FOR IMMEDIATE RELEASE                                          AT
FRIDAY, NOVEMBER 15, 1996                          (202) 616-2771
                                               TDD (202) 514-1888


     WASHINGTON, D.C. -- A northern Virginia man was charged 
today with participating in a criminal bid rigging scheme at
residential real estate auctions in northern Virginia, the
Department of Justice said.  He is the sixth person to be charged
in the Department's ongoing antitrust investigation into
foreclosure auction bid rigging in northern Virginia.

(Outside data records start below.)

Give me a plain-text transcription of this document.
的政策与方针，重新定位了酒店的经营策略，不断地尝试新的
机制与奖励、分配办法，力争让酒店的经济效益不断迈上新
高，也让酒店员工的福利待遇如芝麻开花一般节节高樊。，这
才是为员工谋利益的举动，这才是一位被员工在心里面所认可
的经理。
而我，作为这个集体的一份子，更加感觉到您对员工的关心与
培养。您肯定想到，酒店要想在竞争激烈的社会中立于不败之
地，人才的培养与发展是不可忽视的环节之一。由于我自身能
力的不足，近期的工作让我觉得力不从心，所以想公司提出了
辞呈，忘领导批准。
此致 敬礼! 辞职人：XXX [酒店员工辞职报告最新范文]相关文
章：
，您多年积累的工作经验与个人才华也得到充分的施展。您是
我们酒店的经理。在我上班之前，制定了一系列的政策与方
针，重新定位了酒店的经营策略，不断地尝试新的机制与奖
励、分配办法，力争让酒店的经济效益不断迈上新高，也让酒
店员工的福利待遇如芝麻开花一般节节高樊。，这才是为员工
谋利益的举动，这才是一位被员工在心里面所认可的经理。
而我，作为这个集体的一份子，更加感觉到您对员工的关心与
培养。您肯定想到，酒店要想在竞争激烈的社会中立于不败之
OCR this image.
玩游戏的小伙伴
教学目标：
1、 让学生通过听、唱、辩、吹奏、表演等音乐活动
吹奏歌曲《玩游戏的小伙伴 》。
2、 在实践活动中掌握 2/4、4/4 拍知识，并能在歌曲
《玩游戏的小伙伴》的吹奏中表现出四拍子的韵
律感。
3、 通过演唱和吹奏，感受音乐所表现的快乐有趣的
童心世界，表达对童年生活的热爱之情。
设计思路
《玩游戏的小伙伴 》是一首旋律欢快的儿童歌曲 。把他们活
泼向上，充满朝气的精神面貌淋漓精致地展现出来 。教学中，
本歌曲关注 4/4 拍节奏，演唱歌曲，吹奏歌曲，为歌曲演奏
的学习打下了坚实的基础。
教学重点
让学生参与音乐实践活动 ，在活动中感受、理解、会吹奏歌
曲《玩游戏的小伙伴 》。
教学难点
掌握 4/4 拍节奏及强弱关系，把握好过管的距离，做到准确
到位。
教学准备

     The Department's Antitrust Division charged that G. Frank
Stinnett, of Vienna, conspired with a group of real estate
speculators who agreed not to bid competitively against each
other at certain real estate foreclosure auctions in northern
Virginia.  Their agreement allowed them to buy real estate for
low, noncompetitive prices.

     Stinnett participated in the conspiracy from February 1987
until April 1993, the Department charged.  After the
conspirators' designated bidder bought a property at a public
auction, they would meet secretly to hold a second auction where
each conspirator bid the amount, or "premium," above the public
auction price he or she was willing to pay.  The conspirator who
bid the highest premium won the property.  That premium amount
was the group's illicit profit, and it was divided among the
conspirators in payoffs made later.

     The charge against Stinnett follows guilty pleas entered
into on the same charge last year by Alexander C. Giap of McLean,
Leo E. Gulley of Oakton, and Donald M. Kotowicz of Sterling. 
Giap, who also pleaded guilty to wire fraud and bank fraud
charges, is currently serving a five-year prison term.  Gulley
and Kotowicz served seven-month terms in prison and were released
in July.  As a result of the Department's previous antitrust
investigation of real estate auction bid rigging in Washington,
D.C., 12 individuals and one corporation were convicted.
     Joel I. Klein, Acting Assistant Attorney General in charge
of the Antitrust Division, said the northern Virginia
investigation, which is being conducted by the Division's
Litigation I Section with the assistance of the Federal Bureau of
Investigation and the Internal Revenue Service's Criminal
Investigation Division, is continuing.  Stinnett has pledged to
cooperate with investigators, Klein said.

     The maximum penalty for an individual convicted of a Sherman
Act violation committed after November 16, 1990, is three years
in jail and a fine of the greater of $350,000, twice the
pecuniary gain the individual derived from the crime, or twice
the pecuniary loss suffered by the victims of the crime.